Truly insane appreciation expectations


Oh man, the brokers are at it again.

Got a set-up a few days ago on a smaller, rent controlled apartment deal where the broker is pricing in 8% annual appreciation in order to estimate the profit a buyer can expect on the deal.

To understand why this is so ridiculous, you need to understand a few things about real estate, in general, and real estate in LA, in particular:

  1. Prices for income-producing real estate rise and fall in opposition to interest rates (eg as interest rates rise, prices fall), assuming stable net operating income (eg, as long as rents and expenses stay constant)
  2. Interest rates are incredibly low right now, meaning that prices are very high
  3. Interest rates are universally expected to rise over the next few years, though no one can say exactly when or by how much
  4. Rent-controlled rents generally rise by 3% / year and no more

What does the above mean?

First, prices are already very high by historical standards. People are routinely buying 3-4% CAP deals, meaning they invest $1MM and get back $30-40k / year (not counting negative leverage, in the event they use amortizing debt). For them to go much higher, you have to believe investors are willing to buy buildings with zero cashflow.

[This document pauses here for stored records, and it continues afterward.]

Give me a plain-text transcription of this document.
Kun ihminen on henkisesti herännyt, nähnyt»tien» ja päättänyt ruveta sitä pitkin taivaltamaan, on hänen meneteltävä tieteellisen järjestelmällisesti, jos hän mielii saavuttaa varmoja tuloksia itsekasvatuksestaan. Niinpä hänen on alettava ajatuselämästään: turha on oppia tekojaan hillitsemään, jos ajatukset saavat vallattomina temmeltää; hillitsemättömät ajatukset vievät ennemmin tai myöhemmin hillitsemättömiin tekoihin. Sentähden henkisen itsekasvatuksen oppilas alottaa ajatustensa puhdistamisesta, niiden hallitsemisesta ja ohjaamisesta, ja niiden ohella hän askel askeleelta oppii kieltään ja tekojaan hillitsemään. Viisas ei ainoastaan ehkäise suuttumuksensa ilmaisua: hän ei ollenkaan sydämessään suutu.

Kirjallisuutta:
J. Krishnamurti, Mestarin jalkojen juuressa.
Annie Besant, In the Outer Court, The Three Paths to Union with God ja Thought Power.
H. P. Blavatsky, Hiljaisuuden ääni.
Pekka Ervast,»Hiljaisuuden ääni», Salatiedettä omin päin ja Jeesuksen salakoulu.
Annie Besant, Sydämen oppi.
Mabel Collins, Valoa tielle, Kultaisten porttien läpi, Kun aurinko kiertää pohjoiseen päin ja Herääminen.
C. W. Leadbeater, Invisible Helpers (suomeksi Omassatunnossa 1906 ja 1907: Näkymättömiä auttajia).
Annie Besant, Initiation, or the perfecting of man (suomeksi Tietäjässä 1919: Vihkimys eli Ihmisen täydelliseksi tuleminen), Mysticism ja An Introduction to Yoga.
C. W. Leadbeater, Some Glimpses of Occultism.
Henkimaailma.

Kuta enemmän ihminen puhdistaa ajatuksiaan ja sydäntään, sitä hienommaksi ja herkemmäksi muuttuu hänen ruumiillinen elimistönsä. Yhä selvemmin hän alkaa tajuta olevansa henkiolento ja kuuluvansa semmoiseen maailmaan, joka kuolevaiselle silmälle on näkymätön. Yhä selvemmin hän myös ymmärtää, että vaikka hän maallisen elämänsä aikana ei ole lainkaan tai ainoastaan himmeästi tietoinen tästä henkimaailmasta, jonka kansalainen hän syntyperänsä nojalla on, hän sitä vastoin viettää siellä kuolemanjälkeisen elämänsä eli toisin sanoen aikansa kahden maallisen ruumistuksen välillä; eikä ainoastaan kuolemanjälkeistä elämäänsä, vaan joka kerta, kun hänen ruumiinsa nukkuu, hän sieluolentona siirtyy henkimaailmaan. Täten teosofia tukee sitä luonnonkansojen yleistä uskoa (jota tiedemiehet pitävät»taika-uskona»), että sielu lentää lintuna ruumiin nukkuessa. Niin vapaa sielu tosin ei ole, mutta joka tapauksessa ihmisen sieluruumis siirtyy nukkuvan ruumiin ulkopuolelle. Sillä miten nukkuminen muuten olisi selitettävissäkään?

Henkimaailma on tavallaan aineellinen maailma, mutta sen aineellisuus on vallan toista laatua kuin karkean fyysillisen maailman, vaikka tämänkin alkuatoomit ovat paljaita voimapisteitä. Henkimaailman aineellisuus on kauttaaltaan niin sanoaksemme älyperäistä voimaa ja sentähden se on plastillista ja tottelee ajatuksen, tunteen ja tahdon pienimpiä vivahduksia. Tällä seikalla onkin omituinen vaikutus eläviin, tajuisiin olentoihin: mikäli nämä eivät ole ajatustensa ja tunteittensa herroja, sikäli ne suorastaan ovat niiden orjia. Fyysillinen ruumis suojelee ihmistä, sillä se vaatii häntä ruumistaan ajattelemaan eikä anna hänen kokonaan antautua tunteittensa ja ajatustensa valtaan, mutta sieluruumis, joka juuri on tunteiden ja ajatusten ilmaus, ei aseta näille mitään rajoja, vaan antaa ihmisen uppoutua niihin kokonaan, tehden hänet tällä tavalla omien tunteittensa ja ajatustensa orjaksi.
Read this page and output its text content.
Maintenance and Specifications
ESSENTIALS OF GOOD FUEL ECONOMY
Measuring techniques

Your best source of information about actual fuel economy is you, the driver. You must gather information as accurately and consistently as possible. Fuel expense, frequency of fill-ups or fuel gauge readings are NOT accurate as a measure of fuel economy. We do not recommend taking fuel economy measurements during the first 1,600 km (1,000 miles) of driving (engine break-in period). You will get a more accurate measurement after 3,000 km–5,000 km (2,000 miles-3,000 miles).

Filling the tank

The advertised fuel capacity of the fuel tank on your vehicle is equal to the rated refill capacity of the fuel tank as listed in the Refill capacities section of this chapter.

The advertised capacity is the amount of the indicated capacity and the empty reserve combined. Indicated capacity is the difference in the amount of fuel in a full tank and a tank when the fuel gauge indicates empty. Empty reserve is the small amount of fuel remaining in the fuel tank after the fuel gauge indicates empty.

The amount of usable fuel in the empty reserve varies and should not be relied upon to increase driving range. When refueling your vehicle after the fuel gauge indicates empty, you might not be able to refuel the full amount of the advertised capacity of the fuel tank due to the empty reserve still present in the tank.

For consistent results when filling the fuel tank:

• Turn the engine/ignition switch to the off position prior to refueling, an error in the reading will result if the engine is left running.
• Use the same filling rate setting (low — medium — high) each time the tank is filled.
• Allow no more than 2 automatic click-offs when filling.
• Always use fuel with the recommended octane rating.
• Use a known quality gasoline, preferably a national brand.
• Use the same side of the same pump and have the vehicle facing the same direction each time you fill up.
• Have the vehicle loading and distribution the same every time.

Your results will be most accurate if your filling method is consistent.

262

Second, assuming stable interest rates and buyer demand, then we would expect the value of a building, as expressed by a multiple of the rents (GRM) to rise only as fast as the rents rise. But rents in the building we’re discussing are rent controlled, meaning they can only go up by 3% / year.

Third, interest rates are not expected to stay constant. They’re expected to RISE, which ought to reduce prices for buildings. If you assume CAP rates are 5% and interest rates are 4% and there is a stable relationship between the two (such that a rise in interest rates of .25% to 4.25% increases cap rates to 5.25%), then an interest rate rise of .25% means a building producing $100k in NOI goes from $2MM to $1.9MM.

Since rent increases will only get you 3% annual value increases and you’re investing into an interest-rate headwind, to get to the advertised 8% / year annual appreciation forecast by our friend, you have to believe that buyer demand is going to go crazy… but they’re already buying 3% caps. So you really need to expect buyers to be willing to buy buildings with essentially no cashflow.

Sorry, but that ain’t going to happen. And 8% annual appreciation is totally, utterly insane.